Socioeconomic Ramifications
Local communities are particularly vulnerable. Agriculture in high-altitude regions depends on snowmelt for irrigation. Insufficient snowfall leads to reduced crop yields and compromised food security. Apple orchards in Himachal Pradesh, which require prolonged winter cold for healthy fruit, are yielding less due to insufficient snow, impacting farmer income.
Tourism is another casualty. Ski resorts and winter destinations attract fewer visitors, affecting hotels, restaurants, guides, and transport operators. Water systems reliant on snow-fed rivers face stress, increasing competition for limited resources and heightening vulnerability among mountain populations.
Business and Economic Impacts
Snowless winters significantly affect the business ecosystem. Tourism-related industries—including hotels, resorts, transport, ski equipment retailers, and local guides—face revenue losses due to fewer visitors. Agricultural businesses also suffer from reduced snowmelt for irrigation, impacting crop yields and cash flow for farmers, suppliers, and food markets.

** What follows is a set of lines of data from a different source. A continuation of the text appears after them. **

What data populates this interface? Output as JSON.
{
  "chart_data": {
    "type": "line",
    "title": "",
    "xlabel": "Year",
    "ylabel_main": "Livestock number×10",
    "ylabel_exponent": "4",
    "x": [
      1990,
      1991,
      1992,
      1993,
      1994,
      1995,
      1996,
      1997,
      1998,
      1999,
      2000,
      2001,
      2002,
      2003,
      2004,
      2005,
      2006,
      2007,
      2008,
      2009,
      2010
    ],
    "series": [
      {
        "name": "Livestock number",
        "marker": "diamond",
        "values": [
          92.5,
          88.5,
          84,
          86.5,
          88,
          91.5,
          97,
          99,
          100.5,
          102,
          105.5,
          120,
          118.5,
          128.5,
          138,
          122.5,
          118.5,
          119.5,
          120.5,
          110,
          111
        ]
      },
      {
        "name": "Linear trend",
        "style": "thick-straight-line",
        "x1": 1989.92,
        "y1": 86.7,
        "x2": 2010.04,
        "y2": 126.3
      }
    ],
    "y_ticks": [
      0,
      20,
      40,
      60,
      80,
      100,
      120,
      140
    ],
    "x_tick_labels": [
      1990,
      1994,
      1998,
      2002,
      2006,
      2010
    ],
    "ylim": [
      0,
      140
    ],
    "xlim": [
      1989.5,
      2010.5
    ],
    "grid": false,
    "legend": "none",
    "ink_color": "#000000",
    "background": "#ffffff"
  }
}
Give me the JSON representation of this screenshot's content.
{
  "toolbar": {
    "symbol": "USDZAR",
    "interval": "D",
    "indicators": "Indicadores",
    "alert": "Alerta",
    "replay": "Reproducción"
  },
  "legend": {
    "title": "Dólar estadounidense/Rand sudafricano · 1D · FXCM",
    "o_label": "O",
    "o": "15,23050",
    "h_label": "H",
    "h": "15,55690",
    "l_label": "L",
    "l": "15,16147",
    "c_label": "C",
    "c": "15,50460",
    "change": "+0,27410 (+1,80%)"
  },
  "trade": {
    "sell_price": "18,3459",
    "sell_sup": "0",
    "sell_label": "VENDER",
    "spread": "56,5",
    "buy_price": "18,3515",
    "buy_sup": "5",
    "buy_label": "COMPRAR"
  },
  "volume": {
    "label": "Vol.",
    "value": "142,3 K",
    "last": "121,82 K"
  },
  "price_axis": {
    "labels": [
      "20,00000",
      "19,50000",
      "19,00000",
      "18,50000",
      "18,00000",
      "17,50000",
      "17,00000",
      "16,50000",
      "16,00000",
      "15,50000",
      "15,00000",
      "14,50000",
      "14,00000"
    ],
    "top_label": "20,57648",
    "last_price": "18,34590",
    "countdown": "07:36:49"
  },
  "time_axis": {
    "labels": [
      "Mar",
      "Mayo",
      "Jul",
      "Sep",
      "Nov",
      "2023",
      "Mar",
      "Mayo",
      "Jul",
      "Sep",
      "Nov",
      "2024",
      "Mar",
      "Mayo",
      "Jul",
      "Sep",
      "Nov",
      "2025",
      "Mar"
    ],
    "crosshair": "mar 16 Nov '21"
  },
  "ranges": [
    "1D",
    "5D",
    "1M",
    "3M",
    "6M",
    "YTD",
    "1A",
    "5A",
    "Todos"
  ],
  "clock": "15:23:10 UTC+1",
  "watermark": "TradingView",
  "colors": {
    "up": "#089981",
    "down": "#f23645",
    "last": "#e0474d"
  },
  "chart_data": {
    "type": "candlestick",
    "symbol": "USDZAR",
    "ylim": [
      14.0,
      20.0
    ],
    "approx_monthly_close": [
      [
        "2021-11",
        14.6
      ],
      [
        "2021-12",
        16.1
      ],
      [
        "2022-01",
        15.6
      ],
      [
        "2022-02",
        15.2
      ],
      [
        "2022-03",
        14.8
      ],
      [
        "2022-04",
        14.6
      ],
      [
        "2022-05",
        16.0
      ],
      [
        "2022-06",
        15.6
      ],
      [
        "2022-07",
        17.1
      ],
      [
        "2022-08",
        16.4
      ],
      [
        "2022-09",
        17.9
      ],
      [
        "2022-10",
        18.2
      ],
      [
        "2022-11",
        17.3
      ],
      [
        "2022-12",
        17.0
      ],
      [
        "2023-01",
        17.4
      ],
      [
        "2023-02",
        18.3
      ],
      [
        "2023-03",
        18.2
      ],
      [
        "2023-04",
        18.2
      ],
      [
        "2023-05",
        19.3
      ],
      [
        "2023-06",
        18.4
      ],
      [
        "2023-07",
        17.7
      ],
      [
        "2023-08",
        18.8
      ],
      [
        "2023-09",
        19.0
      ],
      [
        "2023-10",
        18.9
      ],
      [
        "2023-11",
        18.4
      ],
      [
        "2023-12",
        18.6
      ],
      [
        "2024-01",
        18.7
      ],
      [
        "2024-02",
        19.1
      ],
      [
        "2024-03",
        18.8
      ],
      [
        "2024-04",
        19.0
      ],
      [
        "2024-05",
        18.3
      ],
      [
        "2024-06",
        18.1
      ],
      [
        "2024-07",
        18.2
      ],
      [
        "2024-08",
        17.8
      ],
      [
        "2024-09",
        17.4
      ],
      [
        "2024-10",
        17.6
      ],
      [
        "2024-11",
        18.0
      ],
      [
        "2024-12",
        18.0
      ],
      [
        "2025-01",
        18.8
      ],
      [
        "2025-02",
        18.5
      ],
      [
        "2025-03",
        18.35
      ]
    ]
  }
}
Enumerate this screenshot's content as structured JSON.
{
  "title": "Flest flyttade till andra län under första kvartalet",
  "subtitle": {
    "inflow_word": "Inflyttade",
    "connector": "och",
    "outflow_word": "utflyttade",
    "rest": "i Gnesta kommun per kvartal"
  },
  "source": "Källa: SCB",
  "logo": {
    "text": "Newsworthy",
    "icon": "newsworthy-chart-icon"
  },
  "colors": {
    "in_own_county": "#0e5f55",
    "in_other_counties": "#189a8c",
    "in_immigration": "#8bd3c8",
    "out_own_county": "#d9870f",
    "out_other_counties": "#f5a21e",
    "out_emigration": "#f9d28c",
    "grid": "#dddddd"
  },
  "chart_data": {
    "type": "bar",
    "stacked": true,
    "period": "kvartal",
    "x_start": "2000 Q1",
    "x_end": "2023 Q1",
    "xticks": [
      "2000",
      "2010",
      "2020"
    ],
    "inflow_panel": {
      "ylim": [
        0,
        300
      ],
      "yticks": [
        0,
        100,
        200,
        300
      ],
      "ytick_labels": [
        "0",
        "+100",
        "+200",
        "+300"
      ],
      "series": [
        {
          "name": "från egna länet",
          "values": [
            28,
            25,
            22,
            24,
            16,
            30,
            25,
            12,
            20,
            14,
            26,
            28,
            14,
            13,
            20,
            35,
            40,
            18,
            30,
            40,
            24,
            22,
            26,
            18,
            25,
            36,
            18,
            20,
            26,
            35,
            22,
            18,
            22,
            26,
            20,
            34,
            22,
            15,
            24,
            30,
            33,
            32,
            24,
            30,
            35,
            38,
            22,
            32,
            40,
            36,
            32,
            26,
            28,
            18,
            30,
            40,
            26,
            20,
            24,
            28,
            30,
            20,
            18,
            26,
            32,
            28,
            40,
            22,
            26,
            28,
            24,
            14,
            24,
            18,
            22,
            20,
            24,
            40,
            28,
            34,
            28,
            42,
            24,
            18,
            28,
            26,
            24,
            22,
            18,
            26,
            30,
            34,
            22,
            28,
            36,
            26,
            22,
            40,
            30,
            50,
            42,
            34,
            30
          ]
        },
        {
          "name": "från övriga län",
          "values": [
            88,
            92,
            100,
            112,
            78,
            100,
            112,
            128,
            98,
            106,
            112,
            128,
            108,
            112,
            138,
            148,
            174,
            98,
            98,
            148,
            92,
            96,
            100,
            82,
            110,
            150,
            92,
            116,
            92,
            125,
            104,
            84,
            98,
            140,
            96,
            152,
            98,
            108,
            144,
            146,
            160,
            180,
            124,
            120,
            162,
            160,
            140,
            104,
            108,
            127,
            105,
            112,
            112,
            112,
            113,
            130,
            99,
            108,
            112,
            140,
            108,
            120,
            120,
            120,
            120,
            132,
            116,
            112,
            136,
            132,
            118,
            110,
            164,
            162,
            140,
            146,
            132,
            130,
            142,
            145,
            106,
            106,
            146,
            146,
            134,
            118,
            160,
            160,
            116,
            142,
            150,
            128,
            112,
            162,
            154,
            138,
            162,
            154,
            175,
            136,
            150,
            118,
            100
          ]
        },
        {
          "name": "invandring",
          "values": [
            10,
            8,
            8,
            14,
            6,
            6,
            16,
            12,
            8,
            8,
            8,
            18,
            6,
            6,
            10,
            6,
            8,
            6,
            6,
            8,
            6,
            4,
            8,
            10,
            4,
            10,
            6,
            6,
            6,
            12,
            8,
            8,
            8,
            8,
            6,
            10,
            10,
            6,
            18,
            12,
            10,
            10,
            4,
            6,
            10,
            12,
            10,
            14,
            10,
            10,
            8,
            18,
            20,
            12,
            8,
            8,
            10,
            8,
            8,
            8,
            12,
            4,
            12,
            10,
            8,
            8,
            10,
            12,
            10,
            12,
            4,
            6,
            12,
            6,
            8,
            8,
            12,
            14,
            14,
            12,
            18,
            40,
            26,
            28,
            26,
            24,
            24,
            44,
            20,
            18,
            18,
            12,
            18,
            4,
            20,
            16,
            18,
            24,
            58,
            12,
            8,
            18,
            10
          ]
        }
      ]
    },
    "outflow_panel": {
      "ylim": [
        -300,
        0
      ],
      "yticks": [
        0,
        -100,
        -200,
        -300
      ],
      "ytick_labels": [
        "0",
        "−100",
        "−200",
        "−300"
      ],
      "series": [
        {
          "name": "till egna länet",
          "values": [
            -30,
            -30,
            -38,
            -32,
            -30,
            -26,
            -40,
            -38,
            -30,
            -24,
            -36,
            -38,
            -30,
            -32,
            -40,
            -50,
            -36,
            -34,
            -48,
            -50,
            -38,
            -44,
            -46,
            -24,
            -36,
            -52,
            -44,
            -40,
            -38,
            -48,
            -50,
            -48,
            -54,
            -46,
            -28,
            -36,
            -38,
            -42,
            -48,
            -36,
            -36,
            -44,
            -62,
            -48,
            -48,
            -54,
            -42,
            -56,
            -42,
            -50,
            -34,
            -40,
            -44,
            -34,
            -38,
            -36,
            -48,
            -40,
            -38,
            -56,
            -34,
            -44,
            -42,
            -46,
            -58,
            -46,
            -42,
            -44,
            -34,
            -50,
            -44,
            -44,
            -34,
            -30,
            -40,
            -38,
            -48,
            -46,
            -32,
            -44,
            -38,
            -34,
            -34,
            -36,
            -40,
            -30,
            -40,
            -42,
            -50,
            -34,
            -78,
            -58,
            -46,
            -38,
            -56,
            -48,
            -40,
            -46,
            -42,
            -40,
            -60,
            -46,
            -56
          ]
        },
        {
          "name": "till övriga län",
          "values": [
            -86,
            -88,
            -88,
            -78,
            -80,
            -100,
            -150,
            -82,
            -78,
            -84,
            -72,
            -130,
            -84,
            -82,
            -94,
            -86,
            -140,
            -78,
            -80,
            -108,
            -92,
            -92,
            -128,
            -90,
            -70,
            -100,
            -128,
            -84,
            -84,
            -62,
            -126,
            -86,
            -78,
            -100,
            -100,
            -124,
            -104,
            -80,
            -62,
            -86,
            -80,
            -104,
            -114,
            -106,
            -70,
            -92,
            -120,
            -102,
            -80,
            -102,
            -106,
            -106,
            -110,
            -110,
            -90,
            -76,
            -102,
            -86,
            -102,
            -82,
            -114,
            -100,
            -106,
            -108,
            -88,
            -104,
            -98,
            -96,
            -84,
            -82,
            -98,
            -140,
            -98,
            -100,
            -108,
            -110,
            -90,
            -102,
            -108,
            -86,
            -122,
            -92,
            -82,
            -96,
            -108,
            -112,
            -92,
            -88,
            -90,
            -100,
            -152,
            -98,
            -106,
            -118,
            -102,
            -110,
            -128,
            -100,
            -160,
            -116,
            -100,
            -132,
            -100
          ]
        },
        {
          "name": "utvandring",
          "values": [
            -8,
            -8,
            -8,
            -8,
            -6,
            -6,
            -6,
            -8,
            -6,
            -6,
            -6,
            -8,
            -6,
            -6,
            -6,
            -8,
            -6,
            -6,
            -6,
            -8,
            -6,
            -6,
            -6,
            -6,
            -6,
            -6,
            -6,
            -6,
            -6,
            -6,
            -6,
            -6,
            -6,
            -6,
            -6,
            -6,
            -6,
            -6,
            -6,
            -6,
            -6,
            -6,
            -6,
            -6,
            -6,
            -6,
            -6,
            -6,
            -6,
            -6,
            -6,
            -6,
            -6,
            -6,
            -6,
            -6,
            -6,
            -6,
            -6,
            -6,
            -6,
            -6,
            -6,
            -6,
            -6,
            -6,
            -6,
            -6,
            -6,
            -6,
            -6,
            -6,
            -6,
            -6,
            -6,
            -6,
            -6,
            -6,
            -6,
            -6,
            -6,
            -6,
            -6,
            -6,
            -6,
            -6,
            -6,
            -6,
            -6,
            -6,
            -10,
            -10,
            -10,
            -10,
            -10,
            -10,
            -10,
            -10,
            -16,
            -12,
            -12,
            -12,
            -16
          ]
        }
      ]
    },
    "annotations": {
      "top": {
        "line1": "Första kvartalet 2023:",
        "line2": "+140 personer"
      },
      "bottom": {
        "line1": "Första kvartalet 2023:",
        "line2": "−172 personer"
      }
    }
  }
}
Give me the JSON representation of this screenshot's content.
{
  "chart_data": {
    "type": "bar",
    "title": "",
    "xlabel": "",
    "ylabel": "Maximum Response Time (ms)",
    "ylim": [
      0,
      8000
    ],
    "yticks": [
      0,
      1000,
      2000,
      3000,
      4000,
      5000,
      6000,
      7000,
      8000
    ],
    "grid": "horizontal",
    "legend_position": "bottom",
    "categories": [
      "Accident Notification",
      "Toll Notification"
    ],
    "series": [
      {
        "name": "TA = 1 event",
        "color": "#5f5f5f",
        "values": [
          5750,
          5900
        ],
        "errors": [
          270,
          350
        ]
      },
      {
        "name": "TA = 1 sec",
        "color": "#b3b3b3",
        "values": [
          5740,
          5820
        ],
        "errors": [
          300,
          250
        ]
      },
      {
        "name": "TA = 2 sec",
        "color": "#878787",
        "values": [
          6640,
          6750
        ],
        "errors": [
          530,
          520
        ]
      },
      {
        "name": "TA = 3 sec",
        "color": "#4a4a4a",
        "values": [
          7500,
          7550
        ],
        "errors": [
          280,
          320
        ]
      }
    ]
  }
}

Hydropower generation is affected as river flows decline, potentially reducing energy supply and revenue for power companies. Financial institutions may also experience increased claims related to weather impacts on crops, tourism, or infrastructure. In the broader picture, snow deficits disrupt supply chains, reduce seasonal employment opportunities, and slow regional economic activity.
Future Outlook for the Himalayas
Climate models suggest that warming trends will continue, raising the frequency of snowless winters. Rising temperatures alter precipitation patterns, reducing snowfall while increasing heavy rainfall events that can cause floods and challenge water management systems.
According to the IPCC, the Himalayan region is warming faster than the global average. Without adaptation, snowless winters may become the norm, affecting glacial melt patterns, river flows, agriculture, local livelihoods, and business activities. Research and proactive mitigation measures are essential to safeguard these critical ecosystems.
Conclusion: Understanding and Addressing the Change
The snowless Himalayas highlight the tangible effects of climate change and altered weather patterns. Reduced snowfall threatens ecosystems, water security, agriculture, tourism, business, and local economies.
Understanding these changes is vital to crafting adaptive strategies, improving water management, supporting mountain communities, and protecting economic activities. Preserving Himalayan snow today ensures steadier rivers, safer slopes, sustained businesses, and more secure lives tomorrow. The mountains’ changing rhythms remind us that climate-conscious action is urgent, and preserving Himalayan snow is crucial for India’s environmental and economic stability.